Elias Gnasic et Havah Ehrlich, Kalisz, 1920 (source : Hannah Nadel).

Il ne portait pas la barbe ; il ne conservait ses tefillin (petits boîtiers de prière attachés aux bras et à la tête) et son talet (châle rituel) que pour les rares occasions où ses amis juifs ou sa famille l’invitaient à participer à un minian (quorum de dix jeunes juifs de 13 ans ou plus se joignant au service, dans la synagogue). Elias était sioniste, et rêvait d’une vie nouvelle en Palestine.

La photo datait probablement de la fin du printemps 1920. Durant la Première Guerre mondiale, la ville polonaise de Kalisz avait été lourdement pilonnée et réduite en cendres par les troupes allemandes. On y distinguait encore les stigmates de la guerre. La vie des citoyens ordinaires y était rude, et les perspectives quasi nulles.

Elias et Havah étaient amoureux, sans doute, mais leurs noces furent sans cesse retardées.

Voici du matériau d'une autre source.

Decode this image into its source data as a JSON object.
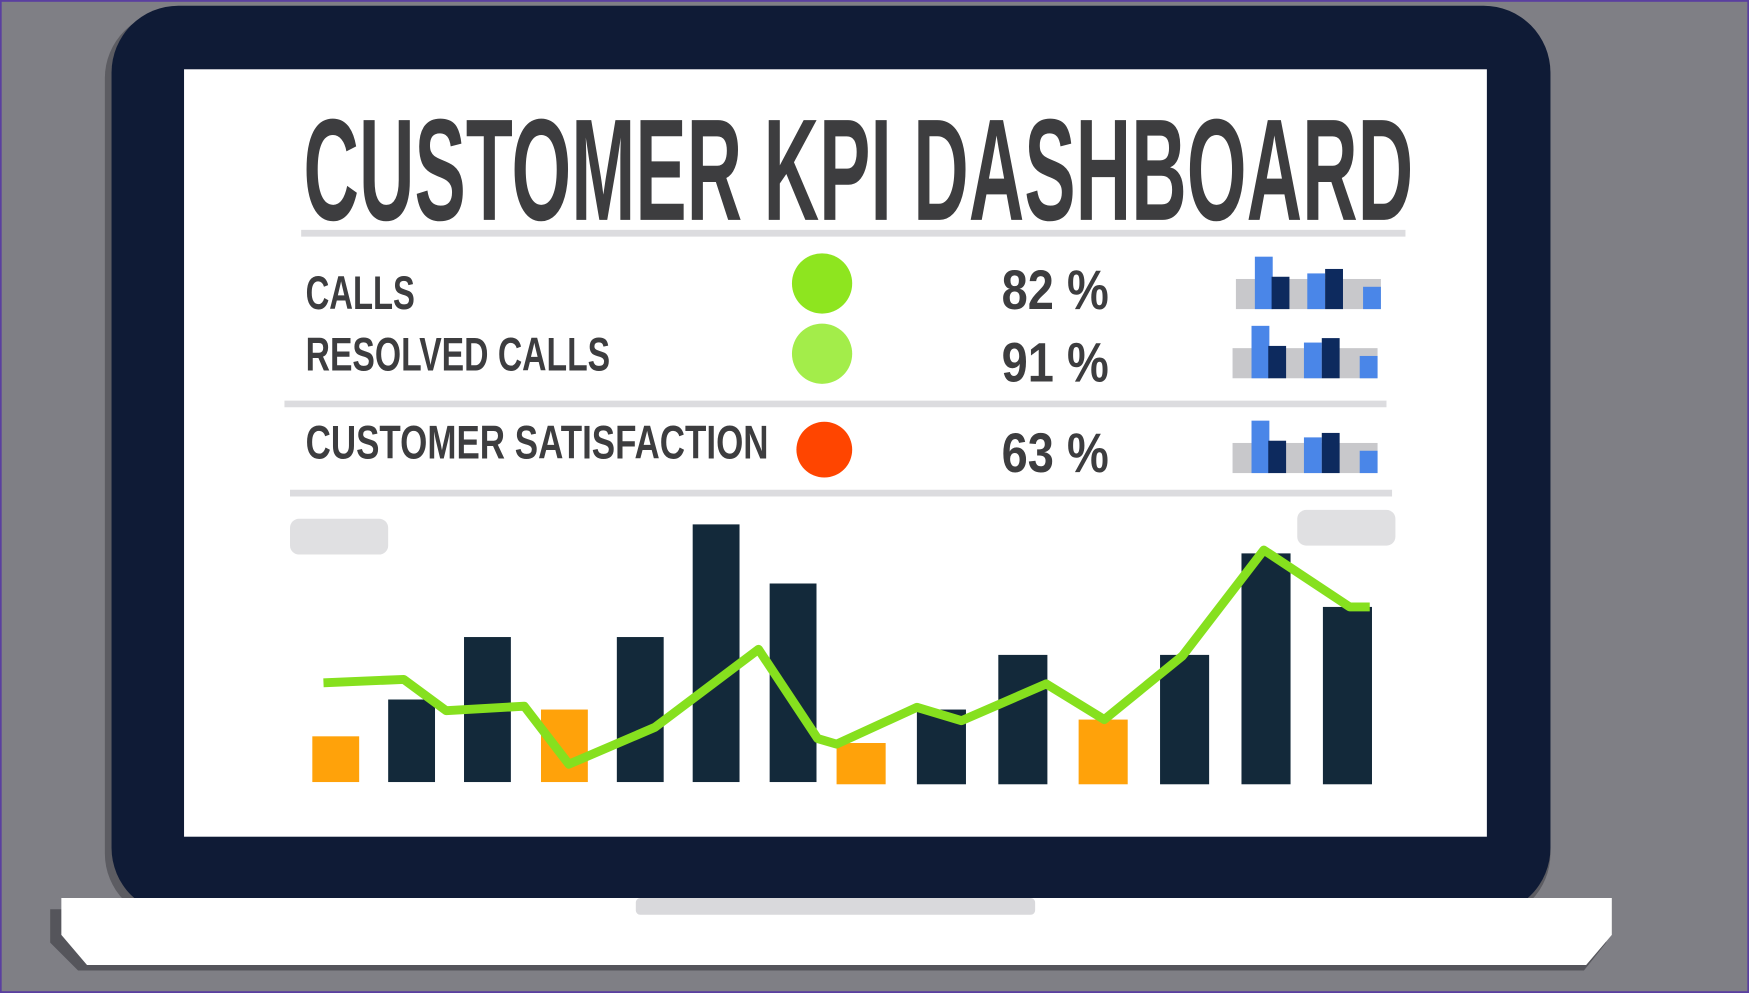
{
  "title": "CUSTOMER KPI DASHBOARD",
  "kpis": [
    {
      "label": "CALLS",
      "value": "82 %"
    },
    {
      "label": "RESOLVED CALLS",
      "value": "91 %"
    },
    {
      "label": "CUSTOMER SATISFACTION",
      "value": "63 %"
    }
  ]
}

Qui, dans de telles conditions, pouvait prétendre se marier, et fonder une famille ?

Hannah sourit : « Ma mère ressassait toujours la même histoire. Un beau jour, mon père avait forcé le destin. Il avait emmené ma mère en promenade. Ensemble, ils avaient traversé les quartiers encore intacts de Kalisz, dont le quartier juif, situé le long de l’artère principale. Ils descendirent sans doute la rue Nowa, qu’affectionnait la communauté juive. Ma mère me racontait qu’on y trouvait une grande synagogue, très impressionnante, un Beth Midrash (une école judaïque) et les bureaux affairés de nombreuses organisations juives. On y trouvait aussi des librairies, des tavernes, des kiosques où se vendaient les journaux juifs, des boucheries, des poissonneries et des magasins de vêtements. Les juifs devaient sans doute s’y croiser du matin au soir, entre leur domicile, leur travail, la synagogue et les associations. »

Impatiente, j’interrompis son récit en lui demandant : « Et c’est à ce moment-là que votre père a déclaré sa flamme et a demandé votre mère en mariage ? »

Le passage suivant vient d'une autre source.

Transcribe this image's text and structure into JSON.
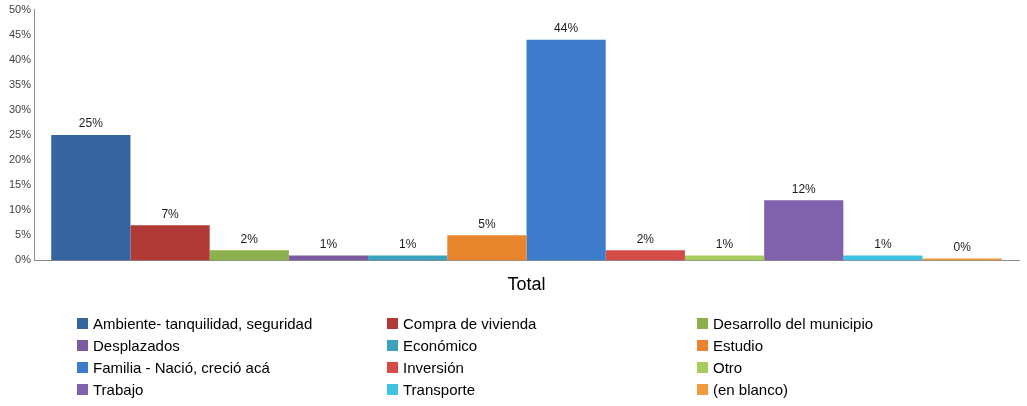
{
  "chart_data": {
    "type": "bar",
    "categories": [
      "Total"
    ],
    "series": [
      {
        "name": "Ambiente- tanquilidad, seguridad",
        "color": "#35659f",
        "values": [
          25
        ],
        "value_labels": [
          "25%"
        ]
      },
      {
        "name": "Compra de vivienda",
        "color": "#b13a36",
        "values": [
          7
        ],
        "value_labels": [
          "7%"
        ]
      },
      {
        "name": "Desarrollo del municipio",
        "color": "#8cb04c",
        "values": [
          2
        ],
        "value_labels": [
          "2%"
        ]
      },
      {
        "name": "Desplazados",
        "color": "#7b5aa0",
        "values": [
          1
        ],
        "value_labels": [
          "1%"
        ]
      },
      {
        "name": "Económico",
        "color": "#3aa2bf",
        "values": [
          1
        ],
        "value_labels": [
          "1%"
        ]
      },
      {
        "name": "Estudio",
        "color": "#e8842c",
        "values": [
          5
        ],
        "value_labels": [
          "5%"
        ]
      },
      {
        "name": "Familia - Nació, creció acá",
        "color": "#3d7ccc",
        "values": [
          44
        ],
        "value_labels": [
          "44%"
        ]
      },
      {
        "name": "Inversión",
        "color": "#d34c48",
        "values": [
          2
        ],
        "value_labels": [
          "2%"
        ]
      },
      {
        "name": "Otro",
        "color": "#a6cd5a",
        "values": [
          1
        ],
        "value_labels": [
          "1%"
        ]
      },
      {
        "name": "Trabajo",
        "color": "#8062ac",
        "values": [
          12
        ],
        "value_labels": [
          "12%"
        ]
      },
      {
        "name": "Transporte",
        "color": "#3ec4e2",
        "values": [
          1
        ],
        "value_labels": [
          "1%"
        ]
      },
      {
        "name": "(en blanco)",
        "color": "#f29b3c",
        "values": [
          0
        ],
        "value_labels": [
          "0%"
        ]
      }
    ],
    "ylim": [
      0,
      50
    ],
    "yticks": [
      {
        "value": 0,
        "label": "0%"
      },
      {
        "value": 5,
        "label": "5%"
      },
      {
        "value": 10,
        "label": "10%"
      },
      {
        "value": 15,
        "label": "15%"
      },
      {
        "value": 20,
        "label": "20%"
      },
      {
        "value": 25,
        "label": "25%"
      },
      {
        "value": 30,
        "label": "30%"
      },
      {
        "value": 35,
        "label": "35%"
      },
      {
        "value": 40,
        "label": "40%"
      },
      {
        "value": 45,
        "label": "45%"
      },
      {
        "value": 50,
        "label": "50%"
      }
    ],
    "legend": "bottom"
  }
}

Elle hocha la tête. « Non, pas tout à fait. Il lui a dévoilé ses intentions : fuir Kalisz avec elle, et rejoindre Gelsenkirchen, dans la Ruhr, en Allemagne. Le frère de mon père y vivait déjà et l’y avait probablement invité dans l’une ou l’autre de ses lettres. On trouvait facilement du travail à Gelsenkirchen, du travail bien payé. »

« Comment a réagi votre mère ? a-t-elle hésité ? »

Hannah haussa les épaules : « Ma mère était l’aînée d’une famille qui comptait six enfants. Peu avant la guerre, ma grand-mère s’était noyée dans la rivière. Ma mère a dû quitter l’école pour prendre soin de son père, de ses trois frères – Aron, Bernard et Israël-Menahem – et de sa petite sœur, Blume. Quitter tout cela pour mon père était une décision grave, car elle devait abandonner sa famille et sa maison, partir en des contrées étrangères, inconnues, tout cela pour un homme qui n’était même pas encore son compagnon. »

Hannah ajouta en souriant que ce dilemme n’avait pas dû la tourmenter bien longtemps. Sa mère était très sociable, toujours prête pour l’aventure, et très pragmatique. Gageons que l’idée d’un futur incertain, mais potentiellement meilleur, l’avait réjouie.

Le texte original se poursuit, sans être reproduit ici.